Teologia Histórica – basicamente, é o estudo de como a Igreja recebeu, desenvolveu e preservou as doutrinas recebidas desde o tempo dos apóstolos até os dias atuais. Nela, descobrimos o porquê de termos um corpo doutrinário e de credos, e como podemos, ao observar os erros e acertos ao longo da história, perseverar na sã doutrina e identificar erros teológicos do passado que podem ser evitados hoje.

Teologia Filosófica – é um ramo da Teologia que utiliza de métodos filosóficos tanto no desenvolvimento quanto na análise de conceitos teológicos.
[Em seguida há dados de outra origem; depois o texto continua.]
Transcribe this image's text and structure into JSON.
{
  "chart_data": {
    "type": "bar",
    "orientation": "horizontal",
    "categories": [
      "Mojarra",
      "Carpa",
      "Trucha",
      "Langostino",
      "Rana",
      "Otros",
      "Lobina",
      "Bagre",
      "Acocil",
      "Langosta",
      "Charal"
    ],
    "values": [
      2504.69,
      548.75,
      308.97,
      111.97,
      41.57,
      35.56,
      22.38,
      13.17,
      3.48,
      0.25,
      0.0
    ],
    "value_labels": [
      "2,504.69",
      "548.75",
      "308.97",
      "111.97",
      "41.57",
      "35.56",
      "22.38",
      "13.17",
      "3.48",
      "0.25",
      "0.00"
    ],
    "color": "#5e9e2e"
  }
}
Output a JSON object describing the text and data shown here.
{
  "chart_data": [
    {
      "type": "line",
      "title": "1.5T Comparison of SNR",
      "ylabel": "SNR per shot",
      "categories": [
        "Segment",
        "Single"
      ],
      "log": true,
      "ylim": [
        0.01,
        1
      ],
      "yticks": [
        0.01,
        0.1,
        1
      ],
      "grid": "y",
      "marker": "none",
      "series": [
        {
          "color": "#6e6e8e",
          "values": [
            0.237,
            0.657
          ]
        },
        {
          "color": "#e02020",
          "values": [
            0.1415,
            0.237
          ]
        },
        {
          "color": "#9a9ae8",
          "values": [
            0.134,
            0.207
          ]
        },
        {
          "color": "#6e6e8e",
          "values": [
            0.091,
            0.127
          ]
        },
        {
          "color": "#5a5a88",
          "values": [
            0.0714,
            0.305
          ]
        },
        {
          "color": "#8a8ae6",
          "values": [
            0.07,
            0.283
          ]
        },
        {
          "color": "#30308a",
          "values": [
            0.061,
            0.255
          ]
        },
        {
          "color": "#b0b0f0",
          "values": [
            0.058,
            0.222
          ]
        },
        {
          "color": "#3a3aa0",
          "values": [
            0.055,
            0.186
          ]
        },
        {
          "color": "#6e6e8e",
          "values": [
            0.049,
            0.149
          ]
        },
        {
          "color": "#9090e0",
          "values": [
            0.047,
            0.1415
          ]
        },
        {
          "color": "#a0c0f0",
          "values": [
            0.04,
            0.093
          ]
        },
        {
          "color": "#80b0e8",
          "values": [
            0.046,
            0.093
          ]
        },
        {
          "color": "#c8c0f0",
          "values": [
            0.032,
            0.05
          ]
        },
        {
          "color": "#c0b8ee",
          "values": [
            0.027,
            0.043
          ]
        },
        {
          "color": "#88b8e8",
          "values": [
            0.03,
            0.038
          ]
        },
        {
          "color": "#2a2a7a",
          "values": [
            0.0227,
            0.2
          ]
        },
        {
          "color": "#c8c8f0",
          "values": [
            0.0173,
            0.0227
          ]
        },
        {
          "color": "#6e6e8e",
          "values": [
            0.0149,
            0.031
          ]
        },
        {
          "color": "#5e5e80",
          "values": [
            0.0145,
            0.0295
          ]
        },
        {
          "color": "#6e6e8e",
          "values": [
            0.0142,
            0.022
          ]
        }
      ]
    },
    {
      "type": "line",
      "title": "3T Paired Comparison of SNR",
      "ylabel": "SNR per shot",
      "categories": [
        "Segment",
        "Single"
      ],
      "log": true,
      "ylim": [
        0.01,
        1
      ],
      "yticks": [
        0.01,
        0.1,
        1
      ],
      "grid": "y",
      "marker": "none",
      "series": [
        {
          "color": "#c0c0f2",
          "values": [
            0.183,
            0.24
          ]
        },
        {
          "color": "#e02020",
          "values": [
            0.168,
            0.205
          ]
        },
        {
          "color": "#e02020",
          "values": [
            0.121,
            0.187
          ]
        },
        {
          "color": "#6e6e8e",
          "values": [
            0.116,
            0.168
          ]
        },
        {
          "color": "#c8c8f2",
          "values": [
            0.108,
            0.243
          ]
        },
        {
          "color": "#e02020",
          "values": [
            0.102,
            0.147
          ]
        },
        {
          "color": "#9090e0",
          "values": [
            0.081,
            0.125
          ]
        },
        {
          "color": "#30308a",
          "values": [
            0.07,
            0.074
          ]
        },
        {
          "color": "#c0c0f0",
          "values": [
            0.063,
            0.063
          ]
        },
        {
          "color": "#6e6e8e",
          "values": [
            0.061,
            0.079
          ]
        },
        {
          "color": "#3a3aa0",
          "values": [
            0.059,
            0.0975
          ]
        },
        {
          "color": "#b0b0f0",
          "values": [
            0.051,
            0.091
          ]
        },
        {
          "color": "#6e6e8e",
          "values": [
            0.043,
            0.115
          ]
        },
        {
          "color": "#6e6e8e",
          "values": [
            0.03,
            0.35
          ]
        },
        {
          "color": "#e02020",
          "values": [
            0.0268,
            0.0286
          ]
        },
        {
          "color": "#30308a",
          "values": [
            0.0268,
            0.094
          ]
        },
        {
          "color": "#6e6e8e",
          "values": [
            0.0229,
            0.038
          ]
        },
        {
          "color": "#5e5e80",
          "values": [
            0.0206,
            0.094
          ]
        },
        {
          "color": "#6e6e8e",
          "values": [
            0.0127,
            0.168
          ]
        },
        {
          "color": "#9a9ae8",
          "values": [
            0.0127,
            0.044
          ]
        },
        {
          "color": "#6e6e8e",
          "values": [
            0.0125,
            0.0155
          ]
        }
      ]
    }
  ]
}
É uma prática que se percebe desde os primeiros períodos da história da Igreja, mas cuja ênfase se fez com maior notoriedade desde o século XIX.

Teologia Pública – a acepção do termo é contemporânea, surge em meio às atuais demandas de proclamação da fé cristã nas diversas esferas sociais que, depois do processo de secularização, afastou do debate público a teologia e sua contribuição para a compreensão da realidade e na instrução da vida pública. Sua importância, tanto teórica quanto prática, se dá na necessidade de inserir o pensamento teológico nos variados setores da sociedade, principalmente nos que o excluíram por completo.

Esses são resumos simples que cada uma dessas áreas. Em breve, pretendo poder tratar cada uma delas com maior atenção. Por ora, minha intenção é apenas citá-las e reforçar sua importância para o desenvolvimento, seja do teólogo acadêmico ou daqueles que desejam conhecer mais do que de Deus se pode conhecer no estudo dedicado da teologia.

A teologia, portanto, é acessível a todo aquele que deseja conhecer a Deus, atentando para os meios que Ele designou para este fim. Rejeitá-la ou abster-se de estudá-la nos priva de, junto à grande nuvem de testemunhas ao longo da história, perceber de maneira clara os atos de Deus com o intuito de se revelar ao homem e torná-lo participante de Sua glória.

Encerro esse post por aqui e espero você no próximo.